Dalsza część artykułu pod materiałem wideo
Pierwszy odcinek elektronicznej zapory otwarty
Elektroniczna zapora jest drugą, obok inżynieryjnej, która powstaje na polsko-białoruskiej granicy. Mariusz Kamiński podkreślił, że obie będą stanowiły jedną całość, jaką będzie dysponowała Straż Graniczna.
Szef resortu powiedział, że dzięki ogromnemu wysiłkowi państwa i SG obecnie mamy sytuację względnego uspokojenia. Kamiński podkreślił, że zapory to "niesłychanie istotne instrumenty do skutecznego działania i przeciwdziałania nielegalnej migracji motywowanej względami politycznymi, których celem jest destabilizacji sytuacji w regionie".

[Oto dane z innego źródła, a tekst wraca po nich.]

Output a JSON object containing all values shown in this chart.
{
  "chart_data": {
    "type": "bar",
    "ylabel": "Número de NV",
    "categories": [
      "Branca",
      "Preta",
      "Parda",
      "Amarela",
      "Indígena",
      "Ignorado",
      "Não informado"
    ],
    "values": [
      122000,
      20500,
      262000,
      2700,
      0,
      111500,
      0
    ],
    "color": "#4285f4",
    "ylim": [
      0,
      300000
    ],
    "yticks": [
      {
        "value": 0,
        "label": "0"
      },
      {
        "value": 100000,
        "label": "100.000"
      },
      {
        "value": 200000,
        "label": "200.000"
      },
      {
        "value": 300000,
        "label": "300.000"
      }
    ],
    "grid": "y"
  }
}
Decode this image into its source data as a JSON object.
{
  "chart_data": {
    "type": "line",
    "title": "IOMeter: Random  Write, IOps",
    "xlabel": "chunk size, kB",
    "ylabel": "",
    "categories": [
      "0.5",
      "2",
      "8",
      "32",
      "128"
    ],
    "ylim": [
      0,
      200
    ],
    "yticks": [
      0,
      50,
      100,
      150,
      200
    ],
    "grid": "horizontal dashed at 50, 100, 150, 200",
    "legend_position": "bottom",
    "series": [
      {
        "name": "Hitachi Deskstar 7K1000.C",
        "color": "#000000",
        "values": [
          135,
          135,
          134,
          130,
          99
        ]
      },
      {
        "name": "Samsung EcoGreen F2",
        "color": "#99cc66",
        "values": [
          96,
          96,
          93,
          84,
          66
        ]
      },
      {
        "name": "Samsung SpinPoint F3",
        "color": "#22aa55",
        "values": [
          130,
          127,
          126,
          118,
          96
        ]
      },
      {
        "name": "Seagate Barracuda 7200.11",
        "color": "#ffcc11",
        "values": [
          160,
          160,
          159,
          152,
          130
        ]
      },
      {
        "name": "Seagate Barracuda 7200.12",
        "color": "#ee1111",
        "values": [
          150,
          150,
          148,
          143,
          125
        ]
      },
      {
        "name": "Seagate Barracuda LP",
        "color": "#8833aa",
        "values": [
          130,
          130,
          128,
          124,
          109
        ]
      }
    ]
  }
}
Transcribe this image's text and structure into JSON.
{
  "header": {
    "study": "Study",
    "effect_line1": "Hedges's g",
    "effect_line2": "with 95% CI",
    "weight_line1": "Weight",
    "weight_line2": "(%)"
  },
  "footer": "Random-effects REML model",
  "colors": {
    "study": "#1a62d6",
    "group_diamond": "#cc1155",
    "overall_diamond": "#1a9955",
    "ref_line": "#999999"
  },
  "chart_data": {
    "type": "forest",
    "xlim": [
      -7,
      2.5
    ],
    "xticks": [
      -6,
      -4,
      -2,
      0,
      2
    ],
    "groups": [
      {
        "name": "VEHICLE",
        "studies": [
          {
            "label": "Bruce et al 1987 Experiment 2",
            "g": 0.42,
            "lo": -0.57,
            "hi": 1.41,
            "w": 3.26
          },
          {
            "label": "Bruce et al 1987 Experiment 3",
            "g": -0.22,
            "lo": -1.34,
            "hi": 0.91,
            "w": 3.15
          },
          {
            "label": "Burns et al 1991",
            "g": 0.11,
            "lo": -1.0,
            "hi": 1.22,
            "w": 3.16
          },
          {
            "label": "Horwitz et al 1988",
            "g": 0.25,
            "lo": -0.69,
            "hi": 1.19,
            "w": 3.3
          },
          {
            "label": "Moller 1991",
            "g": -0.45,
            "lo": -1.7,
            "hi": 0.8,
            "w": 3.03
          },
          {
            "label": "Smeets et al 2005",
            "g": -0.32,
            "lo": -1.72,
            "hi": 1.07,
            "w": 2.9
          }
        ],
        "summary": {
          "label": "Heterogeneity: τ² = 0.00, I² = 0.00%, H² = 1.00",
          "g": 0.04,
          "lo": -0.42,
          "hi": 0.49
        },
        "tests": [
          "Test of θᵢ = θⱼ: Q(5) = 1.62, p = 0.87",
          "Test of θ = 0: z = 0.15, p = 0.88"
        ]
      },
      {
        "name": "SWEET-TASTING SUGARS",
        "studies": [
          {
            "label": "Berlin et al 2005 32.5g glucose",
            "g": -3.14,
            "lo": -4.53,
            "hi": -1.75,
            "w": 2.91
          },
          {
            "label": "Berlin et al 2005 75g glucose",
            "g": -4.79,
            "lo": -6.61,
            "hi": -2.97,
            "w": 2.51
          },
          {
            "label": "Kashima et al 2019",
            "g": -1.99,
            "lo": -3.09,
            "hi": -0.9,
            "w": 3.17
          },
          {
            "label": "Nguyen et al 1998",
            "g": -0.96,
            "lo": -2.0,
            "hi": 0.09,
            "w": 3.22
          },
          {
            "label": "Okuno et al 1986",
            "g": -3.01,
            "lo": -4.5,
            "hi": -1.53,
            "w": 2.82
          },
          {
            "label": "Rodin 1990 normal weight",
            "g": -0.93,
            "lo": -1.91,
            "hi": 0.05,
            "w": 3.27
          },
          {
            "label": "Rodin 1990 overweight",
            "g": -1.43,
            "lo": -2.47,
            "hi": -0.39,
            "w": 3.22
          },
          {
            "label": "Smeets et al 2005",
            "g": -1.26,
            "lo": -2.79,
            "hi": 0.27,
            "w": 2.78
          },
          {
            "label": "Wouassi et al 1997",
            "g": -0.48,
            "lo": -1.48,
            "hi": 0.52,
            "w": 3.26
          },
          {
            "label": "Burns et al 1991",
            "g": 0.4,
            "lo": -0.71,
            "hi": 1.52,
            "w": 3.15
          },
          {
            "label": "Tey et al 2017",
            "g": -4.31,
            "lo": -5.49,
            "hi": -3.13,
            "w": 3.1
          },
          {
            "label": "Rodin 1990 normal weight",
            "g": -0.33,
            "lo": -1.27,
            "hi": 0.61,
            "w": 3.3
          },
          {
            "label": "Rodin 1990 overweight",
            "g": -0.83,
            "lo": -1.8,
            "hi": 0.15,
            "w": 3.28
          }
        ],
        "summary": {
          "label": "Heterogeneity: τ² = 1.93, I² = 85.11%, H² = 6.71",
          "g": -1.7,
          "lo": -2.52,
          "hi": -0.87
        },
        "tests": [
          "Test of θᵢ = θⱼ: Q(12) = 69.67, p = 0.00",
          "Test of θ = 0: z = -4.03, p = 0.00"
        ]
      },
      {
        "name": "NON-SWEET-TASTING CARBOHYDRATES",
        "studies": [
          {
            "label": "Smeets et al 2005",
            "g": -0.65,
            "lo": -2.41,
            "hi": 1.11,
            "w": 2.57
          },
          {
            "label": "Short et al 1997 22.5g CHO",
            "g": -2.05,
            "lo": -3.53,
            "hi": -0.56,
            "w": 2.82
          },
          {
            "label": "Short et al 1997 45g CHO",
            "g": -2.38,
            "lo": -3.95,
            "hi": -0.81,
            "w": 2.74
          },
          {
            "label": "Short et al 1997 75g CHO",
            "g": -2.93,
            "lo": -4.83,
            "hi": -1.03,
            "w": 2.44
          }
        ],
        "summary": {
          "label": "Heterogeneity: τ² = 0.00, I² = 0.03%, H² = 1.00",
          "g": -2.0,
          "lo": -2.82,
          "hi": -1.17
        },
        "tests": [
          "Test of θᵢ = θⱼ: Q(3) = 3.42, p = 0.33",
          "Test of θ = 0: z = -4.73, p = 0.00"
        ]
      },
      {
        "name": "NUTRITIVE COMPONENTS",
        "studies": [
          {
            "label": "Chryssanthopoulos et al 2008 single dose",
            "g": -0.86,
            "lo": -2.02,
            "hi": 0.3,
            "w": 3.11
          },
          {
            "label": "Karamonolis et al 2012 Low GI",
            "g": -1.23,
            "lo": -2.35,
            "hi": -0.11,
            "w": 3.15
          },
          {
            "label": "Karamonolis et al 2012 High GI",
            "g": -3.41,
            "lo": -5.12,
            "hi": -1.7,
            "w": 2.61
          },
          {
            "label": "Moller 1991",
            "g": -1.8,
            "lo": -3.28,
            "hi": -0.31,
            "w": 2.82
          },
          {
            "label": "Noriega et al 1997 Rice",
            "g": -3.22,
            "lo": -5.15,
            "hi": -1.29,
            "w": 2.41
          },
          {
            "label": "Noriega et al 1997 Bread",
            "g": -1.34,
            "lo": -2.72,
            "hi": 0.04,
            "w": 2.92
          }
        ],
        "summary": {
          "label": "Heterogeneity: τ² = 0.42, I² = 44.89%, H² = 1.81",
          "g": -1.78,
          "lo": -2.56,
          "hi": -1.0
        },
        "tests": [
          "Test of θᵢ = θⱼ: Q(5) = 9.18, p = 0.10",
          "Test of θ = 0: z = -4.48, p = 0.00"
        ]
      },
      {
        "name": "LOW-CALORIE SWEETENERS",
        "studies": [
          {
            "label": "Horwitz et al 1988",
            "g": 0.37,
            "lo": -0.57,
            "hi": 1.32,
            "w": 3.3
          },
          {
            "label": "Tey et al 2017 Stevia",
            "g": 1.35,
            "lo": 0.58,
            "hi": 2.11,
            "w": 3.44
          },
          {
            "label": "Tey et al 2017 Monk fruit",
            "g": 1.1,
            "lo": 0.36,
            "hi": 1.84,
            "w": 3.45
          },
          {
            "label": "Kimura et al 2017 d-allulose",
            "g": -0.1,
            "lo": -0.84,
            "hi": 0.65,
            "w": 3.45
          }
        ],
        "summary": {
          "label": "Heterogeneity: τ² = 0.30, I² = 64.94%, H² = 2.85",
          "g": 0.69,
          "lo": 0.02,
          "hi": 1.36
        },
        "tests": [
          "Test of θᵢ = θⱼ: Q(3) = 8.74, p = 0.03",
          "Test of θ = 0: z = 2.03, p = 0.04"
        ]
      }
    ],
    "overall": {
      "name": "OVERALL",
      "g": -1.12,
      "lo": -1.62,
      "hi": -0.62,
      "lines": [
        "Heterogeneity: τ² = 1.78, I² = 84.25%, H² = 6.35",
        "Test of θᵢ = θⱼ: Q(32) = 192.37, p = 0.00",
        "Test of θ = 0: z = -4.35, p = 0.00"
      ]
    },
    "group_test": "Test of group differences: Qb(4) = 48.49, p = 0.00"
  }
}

To najdłuższa zapora elektroniczna
Mariusz Kamiński przekonuje, że zapora, która ma mieć docelowo 206 km, w całości zostanie oddana do końca tego roku. - Z tego, co wiemy, to jest to najdłuższa na świecie linia graniczna nadzoru elektronicznego zawiadywanego i nadzorowanego z jednego centrum - podkreślił szef resortu. Na koniec Kamiński dodał, że pierwszy odcinek zapory przyjeżdżają oglądać przedstawiciele służb z innych krajów.
Zapora elektroniczna składa się z 42 km kabli detekcyjnych, 241 kamer dzienno-nocnych i 67 kamer termowizyjnych. Wszystkie urządzenia zostały umieszczone na 277 słupach.